The Committee discovered that there were inadequate medical facilities and supplies in almost all the provincial police hospitals and clinics. Essential drugs and modern equipment were critically insufficient. Though very vital, PPEs were in short supply. The Committee was concerned to learn that officers would sometimes attend accident and murder scenes without adequate PPEs where they were expected to carry injured persons and dead bodies.

At the pick of the COVID-19 pandemic, officers risked their lives as frontline officers, more-so when they had to escort returnees to quarantine centres without adequate personal protective equipment.

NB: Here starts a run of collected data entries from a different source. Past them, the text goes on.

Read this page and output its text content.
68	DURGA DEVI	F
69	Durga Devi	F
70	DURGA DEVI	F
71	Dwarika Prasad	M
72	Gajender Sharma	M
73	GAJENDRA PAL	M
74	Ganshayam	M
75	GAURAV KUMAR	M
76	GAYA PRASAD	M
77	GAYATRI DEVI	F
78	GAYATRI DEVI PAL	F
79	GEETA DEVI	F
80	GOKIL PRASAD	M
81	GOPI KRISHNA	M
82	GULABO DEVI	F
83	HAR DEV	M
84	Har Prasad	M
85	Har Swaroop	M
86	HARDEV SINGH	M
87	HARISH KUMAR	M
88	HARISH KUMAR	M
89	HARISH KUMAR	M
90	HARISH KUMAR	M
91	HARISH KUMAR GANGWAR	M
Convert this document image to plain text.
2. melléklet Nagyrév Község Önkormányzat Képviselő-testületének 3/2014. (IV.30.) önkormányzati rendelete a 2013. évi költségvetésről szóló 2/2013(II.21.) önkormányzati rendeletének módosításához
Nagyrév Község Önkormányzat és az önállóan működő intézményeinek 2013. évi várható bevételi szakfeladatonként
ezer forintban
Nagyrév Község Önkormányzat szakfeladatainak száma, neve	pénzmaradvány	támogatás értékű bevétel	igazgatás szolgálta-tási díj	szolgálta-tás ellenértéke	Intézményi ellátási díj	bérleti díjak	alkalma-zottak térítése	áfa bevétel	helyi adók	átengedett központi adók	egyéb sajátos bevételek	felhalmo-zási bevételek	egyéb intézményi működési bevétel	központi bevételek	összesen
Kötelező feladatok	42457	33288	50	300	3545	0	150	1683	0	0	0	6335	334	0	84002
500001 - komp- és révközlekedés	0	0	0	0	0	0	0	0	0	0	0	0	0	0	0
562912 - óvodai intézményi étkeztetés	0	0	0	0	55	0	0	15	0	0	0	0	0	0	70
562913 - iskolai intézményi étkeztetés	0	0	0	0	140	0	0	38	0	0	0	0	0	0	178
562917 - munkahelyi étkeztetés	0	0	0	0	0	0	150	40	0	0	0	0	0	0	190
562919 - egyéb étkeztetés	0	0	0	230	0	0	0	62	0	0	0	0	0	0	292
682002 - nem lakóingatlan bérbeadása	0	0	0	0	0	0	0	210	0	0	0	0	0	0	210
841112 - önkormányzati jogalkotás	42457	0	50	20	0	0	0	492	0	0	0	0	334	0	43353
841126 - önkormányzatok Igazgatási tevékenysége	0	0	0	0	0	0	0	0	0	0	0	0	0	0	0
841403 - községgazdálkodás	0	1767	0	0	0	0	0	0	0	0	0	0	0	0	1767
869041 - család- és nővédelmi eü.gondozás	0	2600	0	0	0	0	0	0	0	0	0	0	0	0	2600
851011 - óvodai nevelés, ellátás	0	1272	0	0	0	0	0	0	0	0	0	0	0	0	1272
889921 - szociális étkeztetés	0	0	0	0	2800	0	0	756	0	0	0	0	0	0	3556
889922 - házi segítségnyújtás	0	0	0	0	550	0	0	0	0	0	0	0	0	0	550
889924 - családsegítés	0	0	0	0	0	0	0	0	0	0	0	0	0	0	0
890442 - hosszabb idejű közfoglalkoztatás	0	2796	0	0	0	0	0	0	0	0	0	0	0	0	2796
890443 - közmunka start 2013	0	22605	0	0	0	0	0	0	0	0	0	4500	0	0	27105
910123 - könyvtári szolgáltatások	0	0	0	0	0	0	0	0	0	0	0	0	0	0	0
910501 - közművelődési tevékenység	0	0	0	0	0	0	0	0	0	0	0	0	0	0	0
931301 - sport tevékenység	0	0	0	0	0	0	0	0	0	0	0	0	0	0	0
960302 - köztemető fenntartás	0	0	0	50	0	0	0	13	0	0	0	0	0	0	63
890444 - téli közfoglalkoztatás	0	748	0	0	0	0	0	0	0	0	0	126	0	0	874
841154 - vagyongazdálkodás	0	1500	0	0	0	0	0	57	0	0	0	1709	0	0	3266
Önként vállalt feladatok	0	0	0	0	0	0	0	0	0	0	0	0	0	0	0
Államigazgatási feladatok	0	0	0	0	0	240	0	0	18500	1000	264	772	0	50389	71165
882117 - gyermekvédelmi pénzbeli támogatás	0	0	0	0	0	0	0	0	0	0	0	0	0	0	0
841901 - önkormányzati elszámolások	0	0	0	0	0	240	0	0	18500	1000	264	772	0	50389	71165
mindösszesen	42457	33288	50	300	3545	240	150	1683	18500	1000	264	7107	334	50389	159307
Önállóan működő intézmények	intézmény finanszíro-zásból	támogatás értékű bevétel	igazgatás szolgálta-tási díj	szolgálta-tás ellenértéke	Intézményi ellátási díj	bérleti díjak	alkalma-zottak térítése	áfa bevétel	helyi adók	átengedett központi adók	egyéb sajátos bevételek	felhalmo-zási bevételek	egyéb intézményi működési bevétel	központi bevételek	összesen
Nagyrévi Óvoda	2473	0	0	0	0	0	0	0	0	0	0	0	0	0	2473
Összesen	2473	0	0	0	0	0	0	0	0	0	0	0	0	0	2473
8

5.11  Water and ablution facilities

The water and sanitation situation in the ZRP has remained ominous since most of the facilities have not been maintained or rehabilitated for decades. Most stations visited relied on the Zimbabwe National Water Authority (ZINWA) supply, which in most cases remains erratic. The majority of police stations would go for several months without water supply while a few got the precious liquid once a week. This situation had posed health hazards, especially in view of the COVID-19 pandemic. In most rural areas, officers accessed water from community boreholes which were quite a distance from the station or their residential camps.

          Most police stations which did not have running water relied on the use of blair toilets for relief. Toilet facilities at most stations and bases were found in a sorry state. In rural areas, collapsing pit latrines was a common site. In worse scenarios such as at Maboleni Police Station in the Midlands Province and Makhado in Matabeleland South, officers used the nearby bush. The practice is unhealthy and it exposes members to snake bites and attacks by both diurnal and nocturnal animals.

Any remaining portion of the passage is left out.